Die politisch-gesellschaftliche Dimension der tschechischen Avantgarde kam vor allem im Bereich der Architektur zum Tragen. Karel Teige, der selbst auch ein Zwischenspiel als Dozent am Bauhaus gegeben hatte, stimmte in etlichen Grundsatzfragen keineswegs mit dessen prominenten Protagonisten überein.
Kritik an Walter Gropius
Zum einen stellte er Walter Gropius’ prinzipielles Festhalten am Handwerk infrage, sollte doch seiner Ansicht nach das Augenmerk eher auf die industrielle Fertigung von Gebrauchsgütern gelegt werden. Außerdem kritisierte er viele Bauprojekte zeitgenössischer Architekturstars als elitär und schrieb etwa über Mies van der Rohes berühmte Villa Tugendhat, sie sei „ein Höhepunkt des modernen Snobismus, ein Angeberstück für Millionärskultur, das bei aller formalen Qualität nichts anderes ist, die Neuausgabe eines protzigen Barockpalais“.

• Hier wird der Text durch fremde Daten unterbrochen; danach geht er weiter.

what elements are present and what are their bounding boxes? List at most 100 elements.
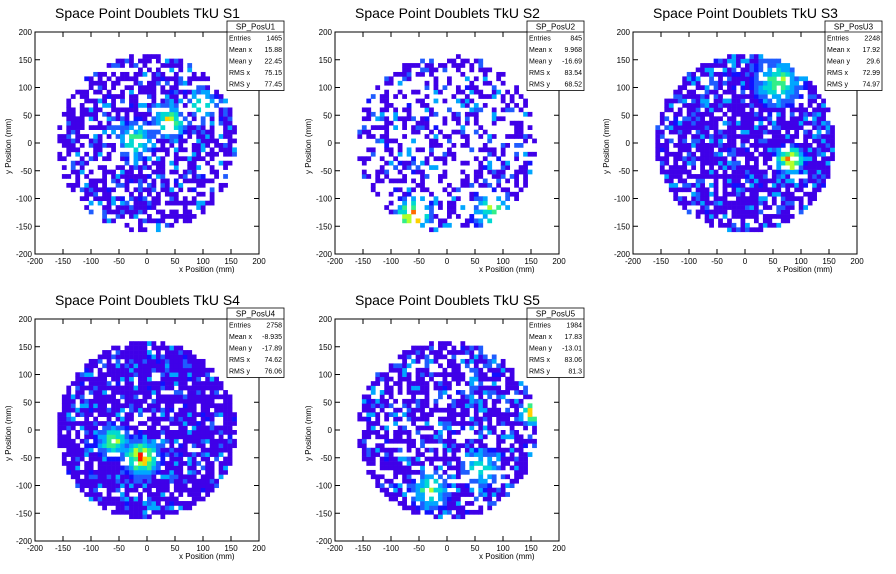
x-tick-label: -100 bbox=[681, 257, 698, 266]
histogram-panel: Space Point Doublets TkU S2-200 -150 -100-… bbox=[304, 5, 585, 274]
histogram-bin bbox=[780, 205, 786, 210]
histogram-bin bbox=[129, 376, 134, 382]
histogram-bin bbox=[155, 381, 161, 386]
histogram-bin bbox=[659, 147, 665, 153]
histogram-bin bbox=[124, 478, 130, 484]
histogram-bin bbox=[500, 358, 506, 364]
histogram-bin bbox=[120, 174, 125, 179]
histogram-bin bbox=[187, 178, 193, 184]
x-tick-label: -50 bbox=[113, 544, 125, 553]
histogram-bin bbox=[767, 85, 773, 91]
histogram-bin bbox=[433, 165, 439, 170]
histogram-bin bbox=[677, 165, 683, 170]
histogram-bin bbox=[187, 98, 193, 104]
histogram-bin bbox=[451, 58, 457, 64]
histogram-bin bbox=[155, 129, 161, 135]
histogram-bin bbox=[160, 505, 166, 511]
histogram-bin bbox=[406, 403, 412, 409]
histogram-bin bbox=[164, 367, 170, 373]
histogram-bin bbox=[487, 390, 493, 395]
histogram-bin bbox=[523, 390, 528, 395]
histogram-bin bbox=[776, 111, 782, 117]
x-tick-label: 0 bbox=[445, 544, 450, 553]
histogram-bin bbox=[473, 222, 479, 228]
histogram-bin bbox=[478, 492, 484, 497]
histogram-bin bbox=[160, 376, 166, 382]
histogram-bin bbox=[771, 107, 777, 113]
histogram-bin bbox=[464, 469, 470, 475]
histogram-bin bbox=[388, 403, 394, 409]
histogram-bin bbox=[438, 487, 443, 493]
histogram-bin bbox=[209, 412, 215, 417]
histogram-bin bbox=[111, 421, 116, 426]
histogram-bin bbox=[478, 350, 484, 355]
histogram-bin bbox=[677, 134, 683, 139]
histogram-bin bbox=[84, 434, 90, 440]
histogram-bin bbox=[429, 218, 434, 224]
histogram-bin bbox=[133, 107, 139, 113]
histogram-bin bbox=[151, 76, 157, 82]
histogram-bins bbox=[357, 54, 537, 233]
histogram-bin bbox=[473, 85, 479, 91]
histogram-bin bbox=[138, 358, 143, 364]
histogram-bin bbox=[447, 438, 452, 444]
histogram-bin bbox=[124, 76, 130, 82]
histogram-bin bbox=[451, 345, 457, 351]
histogram-bin bbox=[460, 407, 466, 413]
histogram-bin bbox=[129, 63, 134, 68]
histogram-bin bbox=[442, 367, 448, 373]
histogram-bin bbox=[509, 434, 515, 440]
histogram-bin bbox=[464, 509, 470, 515]
histogram-bin bbox=[120, 469, 125, 475]
histogram-bin bbox=[807, 134, 813, 139]
histogram-bin bbox=[442, 151, 448, 157]
histogram-bin bbox=[753, 98, 759, 104]
histogram-bin bbox=[205, 178, 211, 184]
histogram-bin bbox=[70, 447, 76, 453]
histogram-bin bbox=[776, 129, 782, 135]
y-tick-label: 0 bbox=[28, 139, 33, 148]
histogram-bin bbox=[160, 381, 166, 386]
histogram-bin bbox=[523, 160, 528, 166]
histogram-bin bbox=[147, 147, 152, 153]
histogram-bin bbox=[88, 111, 94, 117]
histogram-bin bbox=[196, 85, 202, 91]
histogram-bin bbox=[469, 398, 475, 404]
histogram-bin bbox=[173, 209, 179, 215]
histogram-bin bbox=[75, 456, 81, 462]
histogram-bin bbox=[789, 80, 795, 86]
histogram-bin bbox=[75, 385, 81, 391]
histogram-bin bbox=[473, 218, 479, 224]
histogram-bin bbox=[411, 407, 416, 413]
histogram-bin bbox=[138, 174, 143, 179]
histogram-bin bbox=[682, 178, 688, 184]
histogram-bin bbox=[205, 138, 211, 144]
histogram-bin bbox=[424, 447, 430, 453]
histogram-bin bbox=[133, 80, 139, 86]
histogram-bin bbox=[214, 138, 219, 144]
histogram-bin bbox=[487, 160, 493, 166]
histogram-bin bbox=[129, 447, 134, 453]
histogram-bin bbox=[106, 425, 112, 431]
histogram-bin bbox=[205, 367, 211, 373]
histogram-bin bbox=[713, 191, 719, 197]
histogram-bin bbox=[727, 178, 732, 184]
histogram-bin bbox=[478, 169, 484, 175]
histogram-bin bbox=[227, 125, 233, 130]
histogram-bin bbox=[379, 107, 385, 113]
histogram-bin bbox=[487, 138, 493, 144]
histogram-bin bbox=[469, 394, 475, 400]
histogram-bin bbox=[138, 461, 143, 466]
stats-label: RMS x bbox=[529, 357, 551, 364]
histogram-bin bbox=[138, 143, 143, 148]
histogram-bin bbox=[415, 385, 421, 391]
histogram-bin bbox=[478, 385, 484, 391]
histogram-bin bbox=[700, 71, 705, 77]
histogram-bin bbox=[442, 385, 448, 391]
histogram-bin bbox=[151, 412, 157, 417]
histogram-bin bbox=[182, 103, 188, 108]
histogram-bin bbox=[147, 156, 152, 162]
histogram-bin bbox=[182, 381, 188, 386]
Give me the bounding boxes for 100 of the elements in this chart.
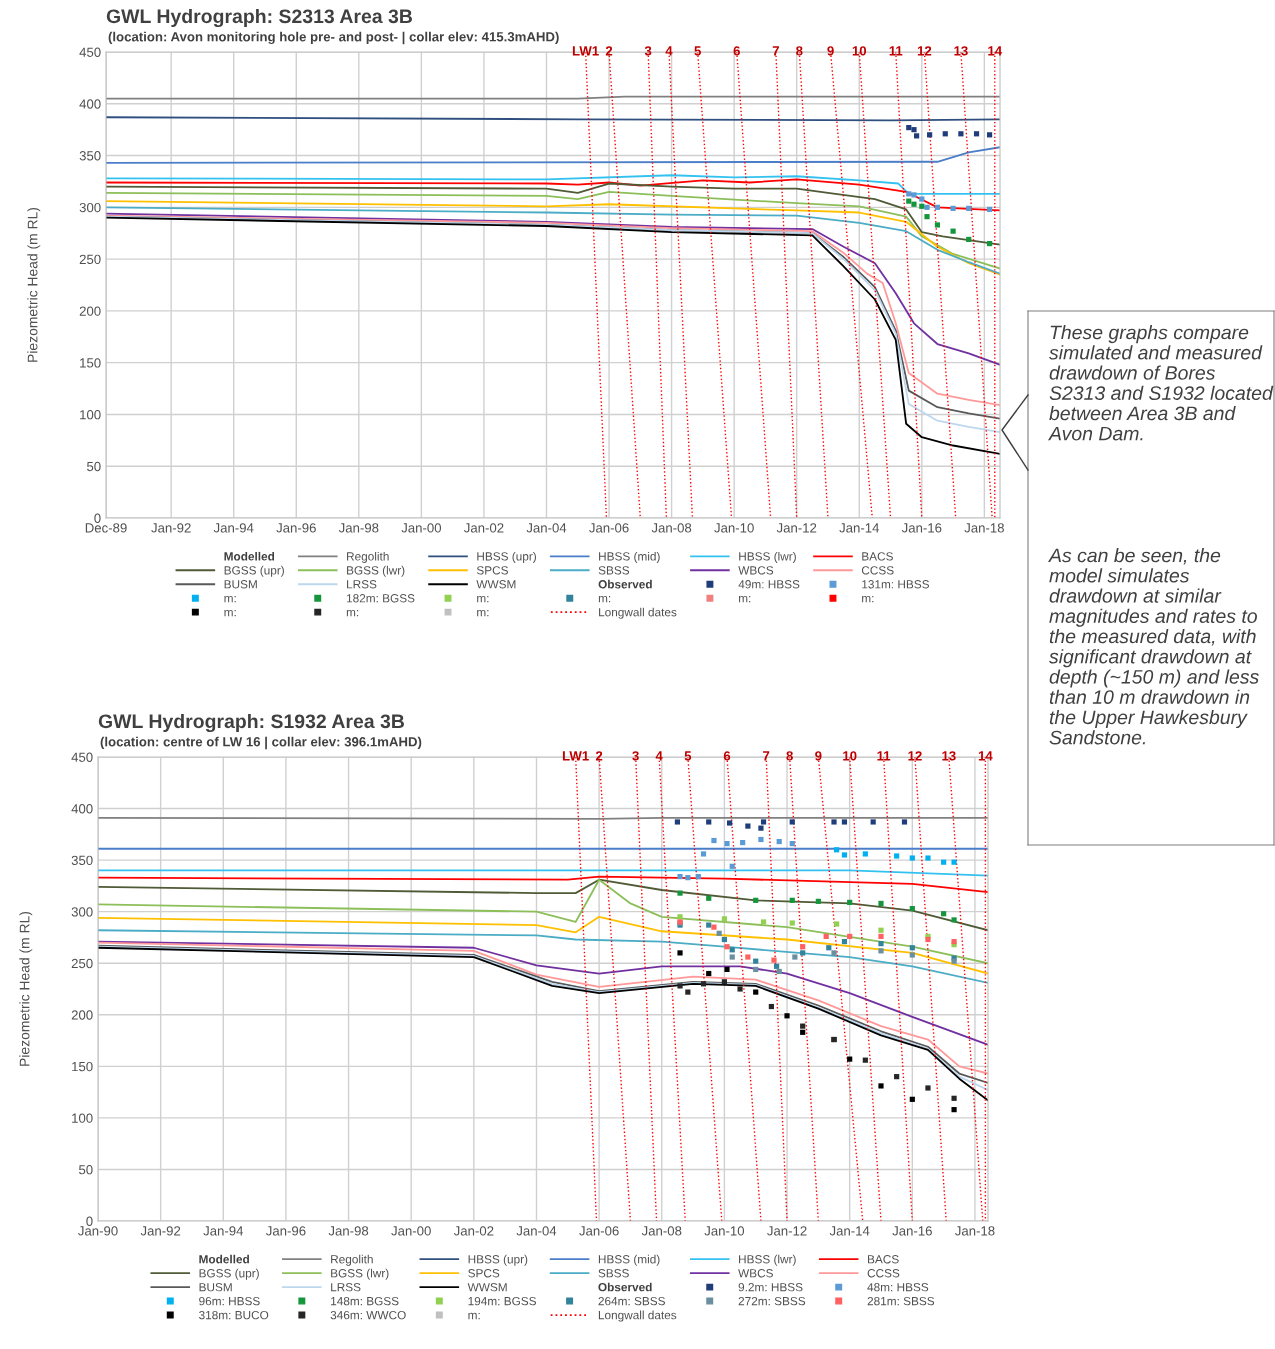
annotation: 9 [827, 46, 834, 56]
x-tick-label: Jan-06 [579, 1226, 619, 1236]
legend-label: BACS [868, 1255, 899, 1264]
legend-label: BGSS (lwr) [331, 1268, 389, 1280]
legend-label: m: [468, 1312, 480, 1320]
annotation: 10 [843, 751, 857, 761]
legend-label: m: [346, 609, 359, 617]
x-tick-label: Jan-08 [651, 523, 692, 533]
x-tick-label: Jan-16 [892, 1226, 932, 1236]
legend-label: WBCS [738, 566, 774, 575]
x-tick-label: Jan-14 [829, 1226, 870, 1236]
x-tick-label: Jan-98 [328, 1226, 369, 1236]
annotation: 8 [796, 46, 803, 56]
y-tick-label: 50 [86, 461, 101, 472]
legend-label: 194m: BGSS [468, 1296, 536, 1306]
x-tick-label: Jan-90 [78, 1226, 118, 1236]
x-tick-label: Dec-89 [85, 523, 127, 533]
legend-label: 272m: SBSS [738, 1296, 806, 1306]
legend-label: 318m: BUCO [199, 1310, 269, 1320]
legend-label: 131m: HBSS [862, 580, 929, 589]
x-tick-label: Jan-08 [641, 1226, 682, 1236]
chart-subtitle: (location: centre of LW 16 | collar elev: 396.1mAHD) [100, 736, 422, 750]
x-tick-label: Jan-04 [526, 523, 567, 533]
legend-label: BGSS (upr) [199, 1268, 259, 1280]
legend-label: SPCS [476, 566, 508, 575]
y-axis-title: Piezometric Head (m RL) [27, 207, 41, 362]
legend-label: HBSS (upr) [477, 551, 536, 563]
annotation: 10 [852, 46, 867, 56]
y-tick-label: 100 [72, 1113, 93, 1123]
y-tick-label: 350 [79, 151, 101, 161]
legend-label: 96m: HBSS [199, 1296, 260, 1306]
text: As can be seen, the model simulates drawdown at similar magnitudes and rates to the measured data, with significant drawdown at depth (~150 m) and less than 10 m drawdown in the Upper Hawkesbury Sandstone. [1048, 548, 1259, 745]
x-tick-label: Jan-00 [391, 1226, 431, 1236]
legend-label: Longwall dates [598, 1310, 677, 1322]
x-tick-label: Jan-12 [776, 523, 817, 533]
x-tick-label: Jan-94 [213, 523, 254, 533]
legend-label: Regolith [331, 1254, 373, 1266]
legend-label: HBSS (mid) [599, 551, 660, 563]
text: Modelled [224, 551, 275, 561]
annotation: LW1 [572, 46, 599, 56]
x-tick-label: Jan-06 [589, 523, 629, 533]
annotation: 5 [684, 751, 692, 761]
annotation: 3 [632, 751, 639, 761]
y-tick-label: 350 [71, 855, 93, 866]
chart-title: GWL Hydrograph: S2313 Area 3B [106, 8, 412, 28]
annotation: LW1 [562, 751, 589, 761]
legend-label: BUSM [199, 1283, 232, 1292]
legend-label: SBSS [598, 1269, 629, 1278]
annotation: 12 [917, 46, 932, 56]
annotation: 4 [665, 46, 673, 56]
annotation: 13 [954, 46, 968, 56]
x-tick-label: Jan-94 [203, 1226, 244, 1236]
y-tick-label: 450 [79, 47, 101, 57]
legend-label: m: [224, 609, 236, 617]
x-tick-label: Jan-98 [338, 523, 379, 533]
y-tick-label: 0 [86, 1216, 93, 1226]
x-tick-label: Jan-18 [964, 523, 1004, 533]
legend-label: LRSS [347, 580, 377, 589]
legend-label: m: [224, 595, 236, 603]
x-tick-label: Jan-16 [901, 523, 942, 533]
chart-title: GWL Hydrograph: S1932 Area 3B [98, 713, 404, 733]
x-tick-label: Jan-14 [839, 523, 880, 533]
annotation: 6 [723, 751, 731, 761]
text: Observed [598, 1282, 652, 1292]
annotation: 9 [815, 751, 822, 761]
y-tick-label: 250 [79, 254, 101, 265]
legend-label: BUSM [224, 580, 257, 589]
annotation: 13 [942, 751, 956, 761]
x-tick-label: Jan-12 [767, 1226, 807, 1236]
legend-label: 264m: SBSS [598, 1296, 665, 1306]
y-tick-label: 100 [80, 410, 101, 420]
legend-label: HBSS (mid) [598, 1254, 660, 1266]
legend-label: 148m: BGSS [331, 1296, 399, 1306]
y-tick-label: 200 [79, 306, 101, 316]
legend-label: HBSS (lwr) [739, 1254, 796, 1266]
y-tick-label: 300 [79, 202, 101, 213]
legend-label: m: [477, 595, 489, 603]
annotation: 7 [772, 46, 779, 56]
y-tick-label: 50 [78, 1165, 93, 1175]
x-tick-label: Jan-02 [453, 1226, 494, 1236]
legend-label: 281m: SBSS [867, 1296, 935, 1306]
legend-label: Regolith [347, 551, 389, 563]
legend-label: m: [477, 609, 489, 617]
text: These graphs compare simulated and measured drawdown of Bores S2313 and S1932 located between Area 3B and Avon Dam. [1048, 325, 1274, 441]
legend-label: m: [598, 595, 611, 603]
annotation: 4 [655, 751, 663, 761]
annotation: 5 [694, 46, 701, 56]
legend-label: HBSS (upr) [468, 1254, 528, 1266]
annotation: 2 [595, 751, 603, 761]
legend-label: 9.2m: HBSS [738, 1283, 803, 1292]
legend-label: 346m: WWCO [330, 1310, 406, 1320]
x-tick-label: Jan-04 [516, 1226, 557, 1236]
y-axis-title: Piezometric Head (m RL) [19, 911, 33, 1066]
legend-label: m: [862, 595, 874, 603]
y-tick-label: 250 [71, 958, 93, 969]
x-tick-label: Jan-00 [401, 523, 442, 533]
legend-label: CCSS [867, 1269, 900, 1278]
legend-label: CCSS [861, 566, 894, 575]
legend-label: LRSS [331, 1283, 361, 1292]
annotation: 14 [988, 46, 1003, 56]
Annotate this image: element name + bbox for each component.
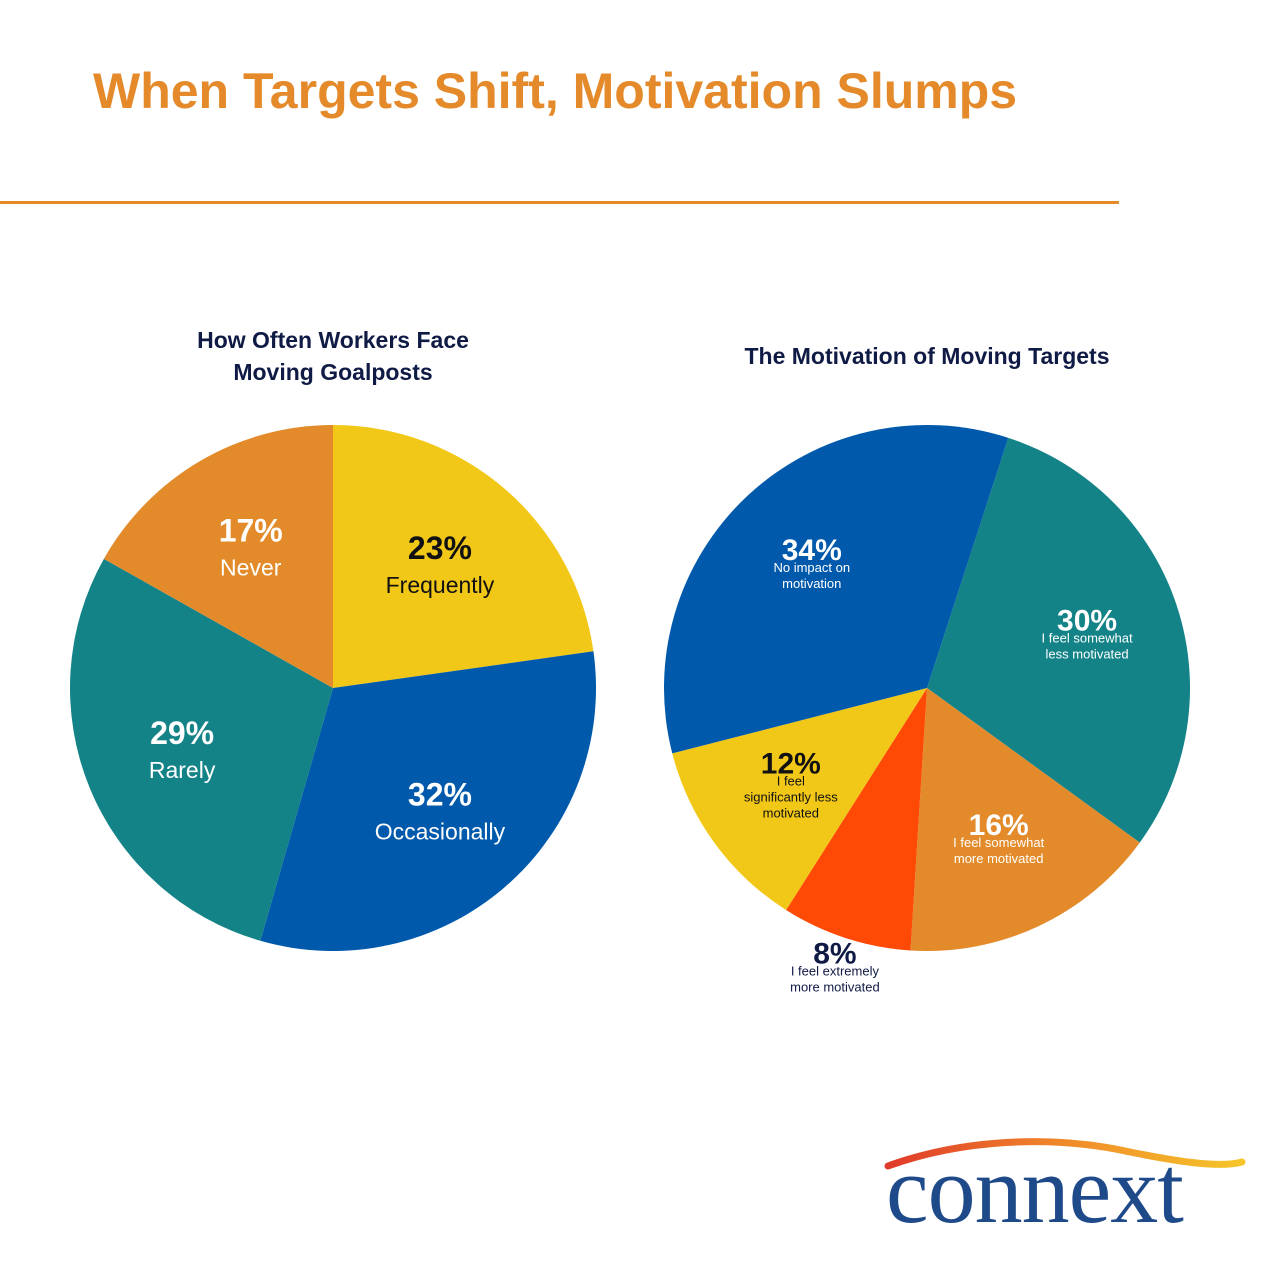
chart-2-text-i-feel-somewhat-more-motivated-1: I feel somewhat [953,835,1044,850]
chart-2-text-i-feel-extremely-more-motivated-1: I feel extremely [791,963,880,978]
chart-2-title-line-1: The Motivation of Moving Targets [744,343,1110,369]
chart-2-slice-no-impact-on-motivation [663,424,1009,754]
chart-1-label-rarely: 29% Rarely [149,715,216,783]
chart-2-pct-no-impact-on-motivation: 34% [782,534,842,567]
chart-1-title-line-2: Moving Goalposts [233,359,433,385]
page-title: When Targets Shift, Motivation Slumps [93,63,1018,119]
chart-2-text-i-feel-significantly-less-motivated-3: motivated [763,805,819,820]
chart-1-label-never: 17% Never [219,512,283,580]
chart-2-pct-i-feel-somewhat-more-motivated: 16% [969,809,1029,842]
chart-1-text-never-1: Never [220,554,282,580]
chart-2-text-i-feel-somewhat-more-motivated-2: more motivated [954,851,1044,866]
chart-1-pct-rarely: 29% [150,715,214,751]
chart-1-pct-never: 17% [219,512,283,548]
chart-1-slice-frequently [333,425,594,688]
chart-2-text-i-feel-somewhat-less-motivated-2: less motivated [1046,646,1129,661]
title-divider [0,201,1119,204]
connext-logo: connext [880,1130,1250,1240]
chart-2-pct-i-feel-significantly-less-motivated: 12% [761,747,821,780]
chart-2-text-i-feel-significantly-less-motivated-2: significantly less [744,789,838,804]
chart-2-slice-i-feel-significantly-less-motivated [672,688,927,911]
chart-1-label-occasionally: 32% Occasionally [375,776,506,844]
chart-1-slice-occasionally [260,651,596,952]
chart-2-text-no-impact-on-motivation-1: No impact on [773,560,850,575]
chart-1-slice-rarely [69,558,334,941]
chart-2-pct-i-feel-somewhat-less-motivated: 30% [1057,604,1117,637]
chart-2-text-i-feel-somewhat-less-motivated-1: I feel somewhat [1042,630,1133,645]
chart-1-text-frequently-1: Frequently [386,572,495,598]
logo-wordmark: connext [886,1136,1184,1243]
chart-2-text-i-feel-significantly-less-motivated-1: I feel [777,773,805,788]
chart-1-label-frequently: 23% Frequently [386,530,495,598]
chart-1-text-rarely-1: Rarely [149,757,216,783]
chart-1-title-line-1: How Often Workers Face [197,327,469,353]
chart-2-title: The Motivation of Moving Targets [677,340,1177,372]
chart-1-title: How Often Workers Face Moving Goalposts [133,324,533,388]
chart-1-text-occasionally-1: Occasionally [375,818,506,844]
logo-swoosh [884,1138,1246,1170]
chart-2-slice-i-feel-somewhat-more-motivated [910,688,1140,951]
chart-2-slice-i-feel-extremely-more-motivated [786,688,927,951]
chart-1-pct-occasionally: 32% [408,776,472,812]
chart-1-pct-frequently: 23% [408,530,472,566]
chart-2-slice-i-feel-somewhat-less-motivated [927,437,1190,843]
chart-1-slice-never [103,425,333,688]
chart-2-text-no-impact-on-motivation-2: motivation [782,576,841,591]
chart-2-text-i-feel-extremely-more-motivated-2: more motivated [790,979,880,994]
chart-2-pct-i-feel-extremely-more-motivated: 8% [813,937,856,970]
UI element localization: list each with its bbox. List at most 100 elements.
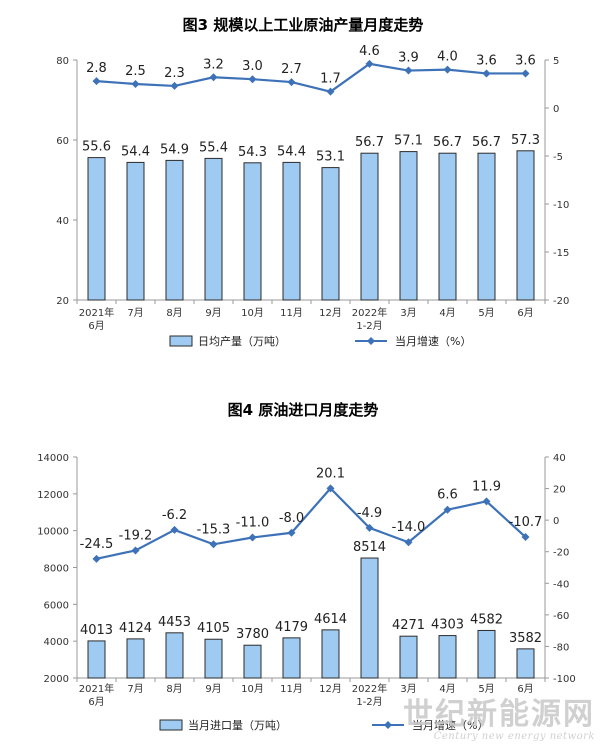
bar <box>165 159 184 301</box>
x-tick-label: 6月 <box>517 683 533 695</box>
growth-value-label: -24.5 <box>80 537 114 552</box>
right-tick-label: -60 <box>553 611 569 622</box>
x-tick-label: 2022年 <box>352 682 387 695</box>
bar <box>438 152 457 301</box>
left-tick-label: 80 <box>56 56 69 67</box>
bar-value-label: 3780 <box>236 627 269 642</box>
legend-bar-swatch <box>159 719 183 731</box>
bar-value-label: 55.6 <box>82 140 111 155</box>
x-tick-label: 11月 <box>280 307 303 319</box>
bar <box>126 161 145 301</box>
growth-value-label: 20.1 <box>316 466 345 481</box>
left-tick-label: 2000 <box>44 674 69 685</box>
x-tick-label: 3月 <box>400 307 416 319</box>
growth-value-label: 3.2 <box>203 57 224 72</box>
left-tick-label: 40 <box>56 216 69 227</box>
bar-value-label: 4013 <box>80 623 113 638</box>
x-tick-label: 2021年 <box>79 306 114 319</box>
x-tick-label: 10月 <box>241 683 264 695</box>
growth-value-label: -14.0 <box>392 520 426 535</box>
bar <box>516 150 535 301</box>
bar-value-label: 54.9 <box>160 142 189 157</box>
bar <box>165 632 184 679</box>
x-tick-label: 8月 <box>166 683 182 695</box>
growth-value-label: 3.6 <box>476 53 497 68</box>
right-tick-label: 0 <box>553 104 559 115</box>
growth-value-label: -11.0 <box>236 516 270 531</box>
left-tick-label: 4000 <box>44 637 69 648</box>
bar-value-label: 4453 <box>158 615 191 630</box>
growth-value-label: 2.7 <box>281 62 302 77</box>
right-tick-label: 5 <box>553 56 559 67</box>
x-tick-label: 11月 <box>280 683 303 695</box>
growth-value-label: 3.9 <box>398 51 419 66</box>
growth-marker <box>131 546 140 555</box>
growth-marker <box>482 497 491 506</box>
x-tick-label: 6月 <box>88 320 104 332</box>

Teige selbst entwarf die konkrete Vision eines Hauses mit normierten Mini-Apartments für alle, wobei die funktionalen Bereiche gemeinschaftlich genutzt werden sollten. Durchaus damit verwandt war die Stadt, die der Schuhfabrikant Bat’a für seine Arbeiter in Zlín bauen ließ. Auch diesem pragmatischen gesellschaftlichen Experiment, das sozusagen parallel zu den Ideen der künstlerischen Avantgarde realisiert wurde, ist ein eigener Raum gewidmet, und im Katalog zur Ausstellung wird das Thema noch vertieft.
Das gilt längst nicht für alle Themen, die im Rahmen der Schau selbst nur angerissen werden können. Ein weiterführender Text zu Literatur, Theater und Film fehlt im Katalog ganz – obgleich das Cover sogar aus den von Milča Mayerová getanzten Buchstaben gestaltet wurde.